Repeated holdout validation
To enhance the model’s robustness and reduce the impact of the small dataset on generalizability, we employed the repeated holdout validation to evaluate the model performance and to select model-building strategies and hyperparameters34. We conducted 100 training/test set splits at a 4:1 ratio with stratified sampling to ensure that the test set maintains a consistent distribution of ring and loop lengths with the overall dataset (Supplementary Data 2). Machine learning algorithms and their hyperparameters were selected based on the split with the minimum absolute error from the mean across various performance metrics, including fragment classification accuracy, fragment classification F1 score, one-vs-rest weighted ROC AUC, ROC AUC for Class 0, Class 1, and Class 2, as well as top 1, top 2, and top 3 accuracy (Table S11). To prevent multivalued mapping, the two isomeric states of benenodin-1 (PDB ID: 5TJ1 and 6B5W)13 were placed in separate datasets (training vs. test). With benchmarking on fragmentation (Tables S7–S9) and featurization (Table S10) strategies, the selected data set were determined based on the MAE on both isopeptide and plug predictors (Table S11). The final dataset contains 148 dipeptides for training and 40 for testing in the isopeptide classifier, and 409 dipeptides for training and 103 for testing in the plug classifier.

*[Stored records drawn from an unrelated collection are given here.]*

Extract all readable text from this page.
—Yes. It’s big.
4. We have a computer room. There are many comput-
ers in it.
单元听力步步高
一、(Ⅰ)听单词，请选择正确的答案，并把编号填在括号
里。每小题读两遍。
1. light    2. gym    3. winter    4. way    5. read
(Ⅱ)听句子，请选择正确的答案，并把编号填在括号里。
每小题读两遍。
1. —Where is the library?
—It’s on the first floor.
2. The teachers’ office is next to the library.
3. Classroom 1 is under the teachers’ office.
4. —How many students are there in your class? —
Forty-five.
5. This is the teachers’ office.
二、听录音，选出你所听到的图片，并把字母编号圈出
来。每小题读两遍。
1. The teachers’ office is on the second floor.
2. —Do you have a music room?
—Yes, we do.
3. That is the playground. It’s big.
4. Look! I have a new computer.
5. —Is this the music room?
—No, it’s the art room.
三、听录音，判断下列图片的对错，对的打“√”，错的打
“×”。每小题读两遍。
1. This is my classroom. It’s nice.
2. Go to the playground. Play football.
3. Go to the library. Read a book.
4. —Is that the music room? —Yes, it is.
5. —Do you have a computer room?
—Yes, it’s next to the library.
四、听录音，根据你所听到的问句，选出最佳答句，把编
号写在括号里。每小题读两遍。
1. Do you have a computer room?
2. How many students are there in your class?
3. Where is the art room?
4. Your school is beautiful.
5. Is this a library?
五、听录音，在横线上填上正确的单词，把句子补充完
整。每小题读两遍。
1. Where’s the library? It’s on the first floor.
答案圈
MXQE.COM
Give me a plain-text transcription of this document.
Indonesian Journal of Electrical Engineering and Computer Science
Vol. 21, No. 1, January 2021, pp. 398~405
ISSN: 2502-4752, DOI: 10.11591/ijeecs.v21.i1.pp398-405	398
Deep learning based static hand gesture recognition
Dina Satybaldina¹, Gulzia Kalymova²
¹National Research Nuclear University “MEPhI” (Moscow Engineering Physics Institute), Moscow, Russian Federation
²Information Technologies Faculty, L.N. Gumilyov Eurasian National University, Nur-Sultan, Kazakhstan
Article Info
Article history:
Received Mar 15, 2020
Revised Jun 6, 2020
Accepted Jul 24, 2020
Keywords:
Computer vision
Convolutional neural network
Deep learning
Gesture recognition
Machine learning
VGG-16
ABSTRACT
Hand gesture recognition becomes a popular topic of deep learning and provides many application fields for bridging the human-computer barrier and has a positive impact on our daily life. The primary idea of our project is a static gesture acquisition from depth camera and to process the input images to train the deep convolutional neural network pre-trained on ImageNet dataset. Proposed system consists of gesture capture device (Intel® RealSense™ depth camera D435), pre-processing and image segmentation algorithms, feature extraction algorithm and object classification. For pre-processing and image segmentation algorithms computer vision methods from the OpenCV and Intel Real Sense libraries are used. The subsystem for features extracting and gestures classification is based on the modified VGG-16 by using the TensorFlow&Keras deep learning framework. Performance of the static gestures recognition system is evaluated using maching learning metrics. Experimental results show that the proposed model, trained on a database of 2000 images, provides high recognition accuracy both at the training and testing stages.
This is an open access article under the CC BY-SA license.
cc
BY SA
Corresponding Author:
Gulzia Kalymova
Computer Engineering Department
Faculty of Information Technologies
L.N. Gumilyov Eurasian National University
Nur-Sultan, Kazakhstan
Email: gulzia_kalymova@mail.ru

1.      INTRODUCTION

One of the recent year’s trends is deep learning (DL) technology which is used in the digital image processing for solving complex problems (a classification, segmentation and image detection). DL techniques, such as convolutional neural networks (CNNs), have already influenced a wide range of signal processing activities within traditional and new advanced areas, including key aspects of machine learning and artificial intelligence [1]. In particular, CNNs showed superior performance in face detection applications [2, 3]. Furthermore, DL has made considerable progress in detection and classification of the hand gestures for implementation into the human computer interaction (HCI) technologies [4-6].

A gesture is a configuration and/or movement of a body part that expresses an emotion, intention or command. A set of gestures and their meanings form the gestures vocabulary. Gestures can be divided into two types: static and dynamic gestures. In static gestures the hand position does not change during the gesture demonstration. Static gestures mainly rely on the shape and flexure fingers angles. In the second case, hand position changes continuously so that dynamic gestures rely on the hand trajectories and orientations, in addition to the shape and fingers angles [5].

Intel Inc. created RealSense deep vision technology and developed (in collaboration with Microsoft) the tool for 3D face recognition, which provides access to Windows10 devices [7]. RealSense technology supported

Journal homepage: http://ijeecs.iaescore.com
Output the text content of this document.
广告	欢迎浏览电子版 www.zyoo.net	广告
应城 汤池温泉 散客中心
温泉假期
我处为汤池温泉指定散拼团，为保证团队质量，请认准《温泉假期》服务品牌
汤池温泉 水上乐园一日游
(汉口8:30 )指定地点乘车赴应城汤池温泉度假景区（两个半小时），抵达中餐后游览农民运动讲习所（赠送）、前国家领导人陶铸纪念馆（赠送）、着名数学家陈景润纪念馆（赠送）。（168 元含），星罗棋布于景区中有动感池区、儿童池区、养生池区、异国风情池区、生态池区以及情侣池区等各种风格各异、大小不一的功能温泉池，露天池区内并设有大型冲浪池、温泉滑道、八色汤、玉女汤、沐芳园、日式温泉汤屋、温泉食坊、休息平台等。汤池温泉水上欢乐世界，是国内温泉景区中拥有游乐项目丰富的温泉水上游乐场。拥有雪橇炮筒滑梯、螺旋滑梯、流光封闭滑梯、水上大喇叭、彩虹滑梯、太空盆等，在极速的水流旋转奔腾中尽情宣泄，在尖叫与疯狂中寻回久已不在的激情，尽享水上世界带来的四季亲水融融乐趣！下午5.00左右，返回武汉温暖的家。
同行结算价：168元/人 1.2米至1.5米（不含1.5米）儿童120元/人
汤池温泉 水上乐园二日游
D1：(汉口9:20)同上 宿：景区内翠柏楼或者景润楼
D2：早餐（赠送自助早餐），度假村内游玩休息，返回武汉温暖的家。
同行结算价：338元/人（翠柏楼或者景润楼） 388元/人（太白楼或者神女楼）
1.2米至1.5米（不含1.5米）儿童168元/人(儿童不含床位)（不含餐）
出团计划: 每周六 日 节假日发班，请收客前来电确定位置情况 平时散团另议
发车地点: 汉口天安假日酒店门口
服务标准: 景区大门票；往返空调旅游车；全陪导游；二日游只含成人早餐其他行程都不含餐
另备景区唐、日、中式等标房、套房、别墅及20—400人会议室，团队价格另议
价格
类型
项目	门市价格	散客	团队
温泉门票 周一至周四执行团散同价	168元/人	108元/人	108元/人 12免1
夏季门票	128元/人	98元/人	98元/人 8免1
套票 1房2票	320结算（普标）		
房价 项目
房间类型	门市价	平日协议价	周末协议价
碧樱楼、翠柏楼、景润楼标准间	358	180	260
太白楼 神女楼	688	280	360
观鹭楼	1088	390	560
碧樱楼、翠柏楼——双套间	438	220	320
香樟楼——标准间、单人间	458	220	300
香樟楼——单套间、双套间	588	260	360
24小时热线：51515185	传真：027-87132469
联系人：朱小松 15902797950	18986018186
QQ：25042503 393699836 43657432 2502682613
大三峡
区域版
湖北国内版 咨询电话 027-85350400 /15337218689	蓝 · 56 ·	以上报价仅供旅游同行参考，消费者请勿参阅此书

Classifier training and testing
We trained the model on 37 sequences and tested it on 10 sequences. For featurization, we used the ESM2 language model to represent lasso peptide sequences, using the output from Layer 33 of the “ESM2_L33_650M” model, which produces features of dimension 1280 corresponding to the sequence length. Notably, the same dipeptide fragment from different sequences is assigned with a different feature because ESM2 considers both the overall sequence context and the specific amino acids within that sequence. Additional feature benchmarks are provided in the SI (Table S10). Using ESM2 embedding features and the final selected dataset, we benchmarked various models, including K-Nearest Neighbors60, SVC61, Random Forest62, and Gradient Boosting Classifier63, assessing each model by its accuracy, F1 score, and ROC AUC64. This was achieved by searching over predefined parameter grids for each model by GridSearchCV from scikit-learn65 (Table S6). Support vector classifier was selected for validation on the test set (10 held-out sequences) due to its best-performing ROC AUC for both the isopeptide and upper plug predictors. The optimized hyperparameters include the regularization parameter C (0.1), degree of the polynomial kernel function (3), gamma (‘scale’), kernel type (‘linear’), random state (42).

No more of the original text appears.